Bunlar da Türkiye'deki Wikileaks'ler!
Abone olWikileaks belgelerinden önce Türkiye'de benzer 'sızıntılar' yaşanmış toplumu germişti. Neydi Türkiye'nin sızıntıları...
Türkiye'de belki de herkes ABD'nin başına gelenlere 'İyi oldu'
yorumu yapıyor.
Peki Türkiye'de yaşanan sızıntılara ne demeli. Türkiye'de son
birkaç yıldır sızıntı üzerine sızıntı yaşıyor. Balyoz darbe planı,
heronlara verilen talimat, ergenekon gizli görüşmeleri ve diğer
sızıntılar...
Kendimizi Wikileaks'a kaptırmışken, Sabah Yazarı Nazlı
Ilıcak Türkiye'deki sızıntıları hatırlattı:
-Dünya Wikileaksleri tartışıyor, büyük
çoğunluk, Julian Assange ve arkadaşlarını övüyor. Ama Türkiye'de bu
olayların benzerlerini yaşarken, sızıntılar üzerinde hiç de böyle
sıkı bir mutabakat sağlayamamıştık. Halbuki, ülkemizde, birçok
şeyin eskisi gibi olmamasında, ortaya çıkan ses kayıtlarının ve
belgelerin önemli bir rolü var.
Mayınları her zaman PKK'nın patlatmadığını,
zaman zaman bizimkilerin ihmali ya da kastından kaynaklandığını, bu
şekilde öğrendik.
(Zeki Es: "Bizzat kendim yerleştirdim... Bu çocukları koruyayım
diye döşedim. Ama onlar o kadar yırtınmama rağmen hassasiyet
göstermemişler... Sizi böyle sıkıntıya soktuğum için kahroluyorum."
Gürbüz Kaya: "Hiçbir sıkıntı yok, bak hiçbir sıkıntı yok. Biz aynen
planladığımızı tekrar uygularız. Kahrolacak bir şey yok.")
- Heron görüntülerinin sızması, Hakkâri-
Çukurca/Hantepe'de, istihbarata rağmen, PKK'lılara karşı harekete
geçilmediğini gözler önüne serdi.
Ayrıca Heron'a ilişkin ses kayıtları internete düştü; bazı
subayların "Heronların iyi tespit yapması sebebiyle adamlarımız
ağır zayiat veriyor.
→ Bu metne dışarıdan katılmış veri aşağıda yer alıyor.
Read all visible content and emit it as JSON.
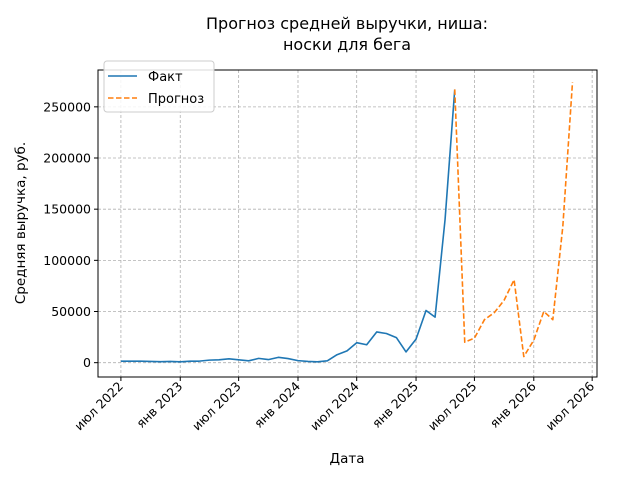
{
  "chart_data": {
    "type": "line",
    "title": [
      "Прогноз средней выручки, ниша:",
      "носки для бега"
    ],
    "xlabel": "Дата",
    "ylabel": "Средняя выручка, руб.",
    "x_ticks": [
      {
        "date": "2022-07-01",
        "label": "июл 2022"
      },
      {
        "date": "2023-01-01",
        "label": "янв 2023"
      },
      {
        "date": "2023-07-01",
        "label": "июл 2023"
      },
      {
        "date": "2024-01-01",
        "label": "янв 2024"
      },
      {
        "date": "2024-07-01",
        "label": "июл 2024"
      },
      {
        "date": "2025-01-01",
        "label": "янв 2025"
      },
      {
        "date": "2025-07-01",
        "label": "июл 2025"
      },
      {
        "date": "2026-01-01",
        "label": "янв 2026"
      },
      {
        "date": "2026-07-01",
        "label": "июл 2026"
      }
    ],
    "y_ticks": [
      {
        "value": 0,
        "label": "0"
      },
      {
        "value": 50000,
        "label": "50000"
      },
      {
        "value": 100000,
        "label": "100000"
      },
      {
        "value": 150000,
        "label": "150000"
      },
      {
        "value": 200000,
        "label": "200000"
      },
      {
        "value": 250000,
        "label": "250000"
      }
    ],
    "xlim": [
      "2022-04-21",
      "2026-07-16"
    ],
    "ylim": [
      -14000,
      286000
    ],
    "grid": true,
    "legend_position": "top-left",
    "series": [
      {
        "name": "Факт",
        "color": "#1f77b4",
        "style": "solid",
        "points": [
          {
            "x": "2022-07-01",
            "y": 1500
          },
          {
            "x": "2022-08-01",
            "y": 1500
          },
          {
            "x": "2022-09-01",
            "y": 1500
          },
          {
            "x": "2022-10-01",
            "y": 1200
          },
          {
            "x": "2022-11-01",
            "y": 1000
          },
          {
            "x": "2022-12-01",
            "y": 1200
          },
          {
            "x": "2023-01-01",
            "y": 800
          },
          {
            "x": "2023-02-01",
            "y": 1500
          },
          {
            "x": "2023-03-01",
            "y": 1500
          },
          {
            "x": "2023-04-01",
            "y": 2500
          },
          {
            "x": "2023-05-01",
            "y": 2800
          },
          {
            "x": "2023-06-01",
            "y": 3800
          },
          {
            "x": "2023-07-01",
            "y": 2800
          },
          {
            "x": "2023-08-01",
            "y": 1800
          },
          {
            "x": "2023-09-01",
            "y": 4200
          },
          {
            "x": "2023-10-01",
            "y": 3000
          },
          {
            "x": "2023-11-01",
            "y": 5200
          },
          {
            "x": "2023-12-01",
            "y": 4000
          },
          {
            "x": "2024-01-01",
            "y": 2000
          },
          {
            "x": "2024-02-01",
            "y": 1200
          },
          {
            "x": "2024-03-01",
            "y": 800
          },
          {
            "x": "2024-04-01",
            "y": 1800
          },
          {
            "x": "2024-05-01",
            "y": 7800
          },
          {
            "x": "2024-06-01",
            "y": 11500
          },
          {
            "x": "2024-07-01",
            "y": 19500
          },
          {
            "x": "2024-08-01",
            "y": 17500
          },
          {
            "x": "2024-09-01",
            "y": 30000
          },
          {
            "x": "2024-10-01",
            "y": 28500
          },
          {
            "x": "2024-11-01",
            "y": 24500
          },
          {
            "x": "2024-12-01",
            "y": 10500
          },
          {
            "x": "2025-01-01",
            "y": 23000
          },
          {
            "x": "2025-02-01",
            "y": 51000
          },
          {
            "x": "2025-03-01",
            "y": 44500
          },
          {
            "x": "2025-04-01",
            "y": 140000
          },
          {
            "x": "2025-05-01",
            "y": 267000
          }
        ]
      },
      {
        "name": "Прогноз",
        "color": "#ff7f0e",
        "style": "dashed",
        "points": [
          {
            "x": "2025-05-01",
            "y": 267000
          },
          {
            "x": "2025-06-01",
            "y": 20000
          },
          {
            "x": "2025-07-01",
            "y": 24000
          },
          {
            "x": "2025-08-01",
            "y": 42000
          },
          {
            "x": "2025-09-01",
            "y": 49000
          },
          {
            "x": "2025-10-01",
            "y": 61000
          },
          {
            "x": "2025-11-01",
            "y": 81000
          },
          {
            "x": "2025-12-01",
            "y": 6000
          },
          {
            "x": "2026-01-01",
            "y": 22000
          },
          {
            "x": "2026-02-01",
            "y": 50000
          },
          {
            "x": "2026-03-01",
            "y": 42000
          },
          {
            "x": "2026-04-01",
            "y": 133000
          },
          {
            "x": "2026-05-01",
            "y": 274000
          }
        ]
      }
    ]
  }
}
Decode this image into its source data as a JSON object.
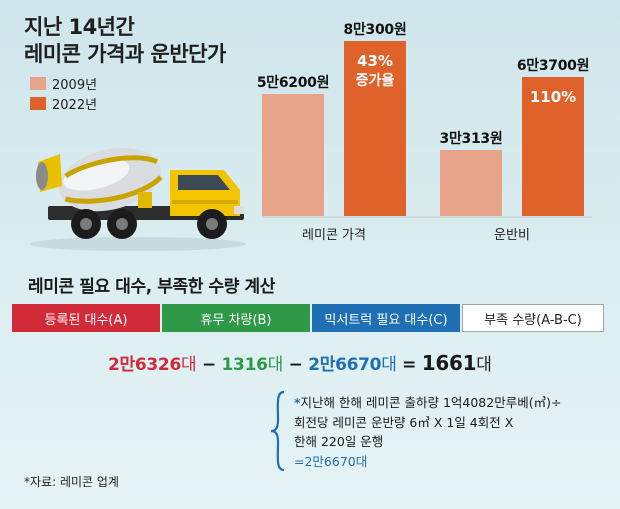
{
  "title": {
    "line1": "지난 14년간",
    "line2": "레미콘 가격과 운반단가"
  },
  "legend": [
    {
      "label": "2009년",
      "color": "#e8a48a"
    },
    {
      "label": "2022년",
      "color": "#e0622b"
    }
  ],
  "chart_data": {
    "type": "bar",
    "title": "지난 14년간 레미콘 가격과 운반단가",
    "categories": [
      "레미콘 가격",
      "운반비"
    ],
    "series": [
      {
        "name": "2009년",
        "values": [
          56200,
          30313
        ],
        "labels": [
          "5만6200원",
          "3만313원"
        ],
        "color": "#e8a48a"
      },
      {
        "name": "2022년",
        "values": [
          80300,
          63700
        ],
        "labels": [
          "8만300원",
          "6만3700원"
        ],
        "color": "#e0622b"
      }
    ],
    "increase": [
      {
        "category": "레미콘 가격",
        "pct_label": "43%",
        "sub_label": "증가율"
      },
      {
        "category": "운반비",
        "pct_label": "110%"
      }
    ],
    "ylim": [
      0,
      90000
    ],
    "grid": false,
    "legend_position": "top-left"
  },
  "calc": {
    "title": "레미콘 필요 대수, 부족한 수량 계산",
    "boxes": [
      {
        "label": "등록된 대수(A)",
        "color": "#d12b3a"
      },
      {
        "label": "휴무 차량(B)",
        "color": "#2e9a48"
      },
      {
        "label": "믹서트럭 필요 대수(C)",
        "color": "#1f6fb4"
      },
      {
        "label": "부족 수량(A-B-C)",
        "color": "#ffffff"
      }
    ],
    "equation": {
      "a": "2만6326",
      "a_unit": "대",
      "op1": "−",
      "b": "1316",
      "b_unit": "대",
      "op2": "−",
      "c": "2만6670",
      "c_unit": "대",
      "op3": "=",
      "result": "1661",
      "result_unit": "대"
    },
    "note": {
      "star": "*",
      "line1": "지난해 한해 레미콘 출하량 1억4082만루베(㎥)÷",
      "line2": "회전당 레미콘 운반량 6㎥ X 1일 4회전 X",
      "line3": "한해 220일 운행",
      "line4": "=2만6670대"
    }
  },
  "source": "*자료: 레미콘 업계"
}
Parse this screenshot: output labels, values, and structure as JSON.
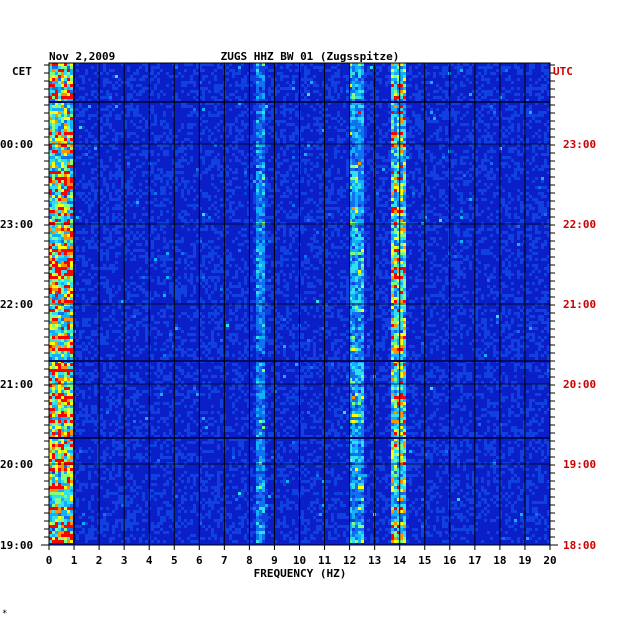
{
  "chart_data": {
    "type": "heatmap",
    "title": "ZUGS HHZ BW 01 (Zugsspitze)",
    "date": "Nov 2,2009",
    "xlabel": "FREQUENCY (HZ)",
    "x_ticks": [
      "0",
      "1",
      "2",
      "3",
      "4",
      "5",
      "6",
      "7",
      "8",
      "9",
      "10",
      "11",
      "12",
      "13",
      "14",
      "15",
      "16",
      "17",
      "18",
      "19",
      "20"
    ],
    "xlim": [
      0,
      20
    ],
    "left_axis_label": "CET",
    "right_axis_label": "UTC",
    "left_time_ticks": [
      "00:00",
      "23:00",
      "22:00",
      "21:00",
      "20:00",
      "19:00"
    ],
    "right_time_ticks": [
      "23:00",
      "22:00",
      "21:00",
      "20:00",
      "19:00",
      "18:00"
    ],
    "time_range_utc": [
      "18:00",
      "23:40"
    ],
    "colors": {
      "background": "#0a1fc8",
      "low": "#0022cc",
      "mid": "#00c8ff",
      "high": "#ffff00",
      "peak": "#ff0000",
      "grid": "#000000",
      "utc_text": "#cc0000"
    },
    "energy_bands_hz": [
      {
        "from": 0.0,
        "to": 1.0,
        "intensity": 0.85
      },
      {
        "from": 8.3,
        "to": 8.6,
        "intensity": 0.35
      },
      {
        "from": 12.0,
        "to": 12.6,
        "intensity": 0.45
      },
      {
        "from": 13.7,
        "to": 14.3,
        "intensity": 0.7
      }
    ],
    "corner_mark": "*"
  }
}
Ya uçakların koordinatları değiştirilsin, ya
da düşürülsün" diye konuştukları ortaya çıktı.
-Yargıtay'da dönen dolapları, Hamdi Yaver Aktan ile Fatih
Arkan'nın sözlerinden öğrendik. Anladık ki, hükûmete karşı
tavırlarının etkisi ölçüsünde Yargıtay Başsavcısı Abdurrahman
Yalçınkaya, HSYK Başkanvekili Kadir Özbek ve Yargıtay 11. Ceza
Dairesi Başkanı Ersan Ülker'den birinin Yargıtay Başkanlığı'na
getirilmesi planlanıyor.
- Eski Deniz Kuvvetleri Komutanı Özden Örnek'in günlükleri,
meşhur ıslak imzalı İrtica ile Mücadele Eylem Planı, Balyoz
belgeleri... hepsi sızıntılar sayesinde bizlere ulaştı.
Hem öyle belge niteliği taşımayan Wikileaks raporları gibi değildi
bunlar. Assange'ın bütün dünya ile paylaştıkları, netice
itibariyle, muhtelif ülkelerdeki diplomatların verdikleri
bilgileri, duyum ve kanaatleri ihtiva ediyor. Pentagon'dan ya da
CIA'dan sızıntı gerçekleşseydi, tabii işin rengi değişirdi.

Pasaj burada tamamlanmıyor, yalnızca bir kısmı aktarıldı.